Medication compliance refers to whether a patient's medication behavior complies with a doctor's requirements. In investigation, it is found that due to the problems of long treatment period, slow disease cure, high medical cost, complex medicine taking mode and the like of tuberculosis, part of patients can privately interrupt medicine taking or miss medicine taking, so that the medicine taking compliance is poor, and finally the treatment effect is affected. Particularly with prolonged treatment courses or worsening conditions, causing unnecessary economic burden to clinicians, the medical industry and other stakeholders. It is counted that medication noncompliance has affected more than 50% of chronically ill patients. Thus, it is increasingly appreciated that it is highly desirable to predict and improve patient compliance. In other words, it is important to preferentially allocate healthcare resources to patients most likely to be nonordercompliant to improve the efficiency of current medical system interventions. Study of patient compliance is a classification problem. There are many methods for predicting the disease of patients in the medical field, and the traditional prediction methods include machine learning algorithms, such as logistic regression, K nearest neighbor, random forest, support vector machine, etc. With the development of deep learning, many research methods such as a multilayer feedforward neural network (BP), a Convolutional Neural Network (CNN), and the like have also appeared.
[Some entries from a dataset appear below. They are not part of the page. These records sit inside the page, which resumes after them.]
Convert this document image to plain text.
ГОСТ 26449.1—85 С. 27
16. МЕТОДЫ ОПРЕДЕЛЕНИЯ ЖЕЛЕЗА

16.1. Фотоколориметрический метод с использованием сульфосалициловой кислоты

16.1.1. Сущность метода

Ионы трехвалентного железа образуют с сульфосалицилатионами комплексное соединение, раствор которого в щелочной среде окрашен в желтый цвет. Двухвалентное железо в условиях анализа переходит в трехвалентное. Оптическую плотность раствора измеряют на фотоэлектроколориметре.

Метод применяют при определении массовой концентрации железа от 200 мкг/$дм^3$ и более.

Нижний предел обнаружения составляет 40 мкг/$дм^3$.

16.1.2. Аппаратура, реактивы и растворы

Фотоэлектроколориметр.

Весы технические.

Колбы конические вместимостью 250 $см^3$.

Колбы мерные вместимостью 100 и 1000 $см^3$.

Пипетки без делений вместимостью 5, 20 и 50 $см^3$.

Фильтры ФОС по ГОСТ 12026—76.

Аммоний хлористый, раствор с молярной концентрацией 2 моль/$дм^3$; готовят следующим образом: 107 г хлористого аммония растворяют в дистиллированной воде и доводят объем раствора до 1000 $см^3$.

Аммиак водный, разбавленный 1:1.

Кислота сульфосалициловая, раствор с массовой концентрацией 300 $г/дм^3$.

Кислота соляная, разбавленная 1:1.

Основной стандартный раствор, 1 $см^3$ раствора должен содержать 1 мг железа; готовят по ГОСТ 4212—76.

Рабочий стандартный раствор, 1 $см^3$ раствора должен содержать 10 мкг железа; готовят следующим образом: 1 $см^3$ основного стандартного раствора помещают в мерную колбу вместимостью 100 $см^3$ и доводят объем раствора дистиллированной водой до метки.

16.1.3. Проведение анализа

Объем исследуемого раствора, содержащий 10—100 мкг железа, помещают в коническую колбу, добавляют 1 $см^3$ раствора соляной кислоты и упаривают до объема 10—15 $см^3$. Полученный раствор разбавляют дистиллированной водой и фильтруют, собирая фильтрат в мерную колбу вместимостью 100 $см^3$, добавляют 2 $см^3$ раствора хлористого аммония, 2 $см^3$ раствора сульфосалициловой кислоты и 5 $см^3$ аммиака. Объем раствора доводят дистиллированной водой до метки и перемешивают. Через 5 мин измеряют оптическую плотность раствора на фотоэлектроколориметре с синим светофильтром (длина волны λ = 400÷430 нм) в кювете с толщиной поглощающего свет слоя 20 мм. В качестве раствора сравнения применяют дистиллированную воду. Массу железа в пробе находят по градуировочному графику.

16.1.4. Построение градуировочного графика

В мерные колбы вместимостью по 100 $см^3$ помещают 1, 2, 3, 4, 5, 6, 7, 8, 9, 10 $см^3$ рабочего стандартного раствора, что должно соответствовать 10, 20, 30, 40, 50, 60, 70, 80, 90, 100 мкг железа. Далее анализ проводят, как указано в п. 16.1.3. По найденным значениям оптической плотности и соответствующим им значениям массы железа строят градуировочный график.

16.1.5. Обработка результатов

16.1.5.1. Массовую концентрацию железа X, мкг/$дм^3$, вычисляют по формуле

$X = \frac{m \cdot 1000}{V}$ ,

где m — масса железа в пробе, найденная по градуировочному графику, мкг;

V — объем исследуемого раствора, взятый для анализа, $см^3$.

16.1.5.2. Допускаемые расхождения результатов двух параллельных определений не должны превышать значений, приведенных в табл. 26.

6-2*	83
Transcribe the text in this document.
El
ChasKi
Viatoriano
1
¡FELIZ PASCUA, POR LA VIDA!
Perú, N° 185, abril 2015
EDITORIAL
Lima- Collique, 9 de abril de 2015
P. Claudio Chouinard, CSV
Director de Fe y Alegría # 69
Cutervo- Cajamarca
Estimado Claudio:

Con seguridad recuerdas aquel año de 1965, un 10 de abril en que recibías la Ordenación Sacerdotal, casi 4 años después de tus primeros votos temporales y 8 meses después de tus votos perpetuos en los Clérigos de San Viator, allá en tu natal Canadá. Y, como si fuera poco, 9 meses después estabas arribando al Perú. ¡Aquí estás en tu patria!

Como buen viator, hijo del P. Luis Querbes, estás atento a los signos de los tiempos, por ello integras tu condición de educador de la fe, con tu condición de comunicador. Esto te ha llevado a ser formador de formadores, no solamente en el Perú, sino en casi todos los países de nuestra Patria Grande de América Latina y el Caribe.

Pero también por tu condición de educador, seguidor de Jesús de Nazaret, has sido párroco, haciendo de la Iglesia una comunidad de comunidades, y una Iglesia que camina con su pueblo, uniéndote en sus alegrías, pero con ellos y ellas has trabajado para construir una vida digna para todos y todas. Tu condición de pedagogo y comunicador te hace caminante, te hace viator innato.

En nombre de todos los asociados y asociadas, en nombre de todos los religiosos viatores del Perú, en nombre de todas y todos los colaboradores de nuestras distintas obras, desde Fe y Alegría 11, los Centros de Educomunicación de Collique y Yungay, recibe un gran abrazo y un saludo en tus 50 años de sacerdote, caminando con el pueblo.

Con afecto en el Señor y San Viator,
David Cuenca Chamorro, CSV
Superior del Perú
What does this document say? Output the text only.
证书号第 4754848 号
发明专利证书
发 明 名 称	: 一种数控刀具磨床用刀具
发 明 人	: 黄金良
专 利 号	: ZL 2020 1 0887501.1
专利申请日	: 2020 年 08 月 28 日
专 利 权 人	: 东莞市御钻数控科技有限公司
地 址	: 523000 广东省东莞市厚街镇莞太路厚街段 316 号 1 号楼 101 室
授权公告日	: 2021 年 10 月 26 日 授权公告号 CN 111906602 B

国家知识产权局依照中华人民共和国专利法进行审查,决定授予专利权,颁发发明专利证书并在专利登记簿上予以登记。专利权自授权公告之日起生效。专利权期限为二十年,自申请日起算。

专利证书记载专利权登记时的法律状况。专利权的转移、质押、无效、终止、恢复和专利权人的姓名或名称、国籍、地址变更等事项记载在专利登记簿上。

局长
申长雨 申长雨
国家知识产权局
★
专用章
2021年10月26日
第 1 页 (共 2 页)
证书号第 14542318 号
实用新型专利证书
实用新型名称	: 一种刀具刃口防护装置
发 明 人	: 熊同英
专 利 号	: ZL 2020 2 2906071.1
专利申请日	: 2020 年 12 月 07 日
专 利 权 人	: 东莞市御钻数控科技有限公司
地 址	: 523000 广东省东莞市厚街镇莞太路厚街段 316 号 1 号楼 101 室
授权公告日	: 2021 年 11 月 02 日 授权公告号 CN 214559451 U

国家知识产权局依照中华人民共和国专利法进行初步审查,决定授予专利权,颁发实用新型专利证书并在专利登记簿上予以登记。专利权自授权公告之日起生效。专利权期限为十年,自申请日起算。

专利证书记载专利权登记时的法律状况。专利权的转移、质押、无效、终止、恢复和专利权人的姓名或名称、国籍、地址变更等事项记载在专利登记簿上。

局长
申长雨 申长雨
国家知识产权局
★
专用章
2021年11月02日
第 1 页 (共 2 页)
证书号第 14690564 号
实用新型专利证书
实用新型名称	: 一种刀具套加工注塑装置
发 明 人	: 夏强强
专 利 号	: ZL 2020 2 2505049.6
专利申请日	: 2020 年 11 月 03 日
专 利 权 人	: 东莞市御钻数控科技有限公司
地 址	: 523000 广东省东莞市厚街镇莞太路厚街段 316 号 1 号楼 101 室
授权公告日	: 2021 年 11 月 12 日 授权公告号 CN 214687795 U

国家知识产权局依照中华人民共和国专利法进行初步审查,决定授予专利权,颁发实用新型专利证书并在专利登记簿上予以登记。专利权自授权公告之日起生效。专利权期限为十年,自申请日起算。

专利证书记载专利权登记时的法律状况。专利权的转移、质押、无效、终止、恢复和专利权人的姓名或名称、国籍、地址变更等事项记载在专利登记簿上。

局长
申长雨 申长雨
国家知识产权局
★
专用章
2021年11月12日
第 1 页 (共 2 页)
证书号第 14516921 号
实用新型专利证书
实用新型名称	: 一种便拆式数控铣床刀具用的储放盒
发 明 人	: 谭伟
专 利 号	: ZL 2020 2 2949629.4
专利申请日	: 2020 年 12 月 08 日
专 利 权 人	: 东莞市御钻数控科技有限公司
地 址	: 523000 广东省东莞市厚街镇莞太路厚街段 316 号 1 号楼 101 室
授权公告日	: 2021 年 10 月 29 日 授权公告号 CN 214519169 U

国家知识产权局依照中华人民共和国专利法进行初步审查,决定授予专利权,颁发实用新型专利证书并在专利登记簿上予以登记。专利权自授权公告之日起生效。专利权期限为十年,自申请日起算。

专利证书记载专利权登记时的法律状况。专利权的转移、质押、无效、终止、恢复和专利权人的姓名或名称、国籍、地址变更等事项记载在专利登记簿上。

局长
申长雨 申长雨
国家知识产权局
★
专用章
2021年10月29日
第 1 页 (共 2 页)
Traditional research methods mostly collect user data in the form of questionnaires or selfreports, evaluate patient medication compliance using a dosetable scoring mechanism, and model singlefactor and multifactor analysis based on statistical methods. However, the questionnaire cannot guarantee the authenticity of the data, and the medical data set has the problems of high correlation and high redundancy among features, and when the data set has the problems of nonlinearity and unbalance, a proper model structure is difficult to quickly find, and the interpretation of the model is poor.
Disclosure of Invention
The invention aims to provide a method capable of predicting the medication compliance of a patient with tuberculosis, and solves the problem that the prediction result is inaccurate due to nonlinearity and unbalance of a data set in the traditional method.
The technical scheme adopted by the invention is as follows:
a machine learning based patient medication compliance prediction method comprising the steps of:
step 1, collecting patient data information, calculating a regular administration rate according to patient administration data, defining the administration compliance of a patient according to the regular administration rate, and labeling high compliance and low compliance;
step 2, calculating the correlation among the feature variables, and filtering out the features with low correlation;
Step 4, based on the medication compliance feature X obtained in step 3 _{1} ,X _{2} ...X _{c} Optimizing the hyperparameters of the random forest model by using a grid search algorithm to obtainReaching the optimal super parameter;
and 6, classifying the data by adopting the final classification model trained in the step 5, and outputting a classification result.
The invention is also characterized in that:
the patient data information comprises age, sex, household book, adverse reaction score, treatment month of treatment scheme, treatment scheme medicine type, administration mode, smoking frequency, drinking frequency, individual room, ventilation condition, patient type, health education score, complications, 15 characteristic attributes of the current sputum examination and one target attribute medication compliance, the regular medication rate is calculated according to the patient medication data, the medication compliance of the patient is defined according to the regular medication rate, the definition of more than 80% is high compliance, the label is set to 1, the definition of less than 80% is low compliance, and the label is set to 0.
The step 2 is specifically as follows: firstly, carrying out onehot coding and standardization processing on all data sets of sample data, then calculating correlation coefficients among all features, and finally visualizing results and outputting a correlation matrix diagram; pearson correlation coefficient is a statistical method, and we generally use Pearson coefficient to represent the linear relationship between two variables in machine learning; the calculation formula is expressed as:
wherein Cov (X, Y) represents the covariance of X and Y, σ _{X} 、σ _{Y} Represents the standard deviation of X and Y; determining the correlation strength between the variables by calculating the correlation coefficient between the variables and the target; the larger the absolute value of the correlation coefficient is, the stronger the correlation is; and filtering the characteristic variable according to the absolute value of the correlation coefficient, screening out uncorrelated characteristics and reducing interference.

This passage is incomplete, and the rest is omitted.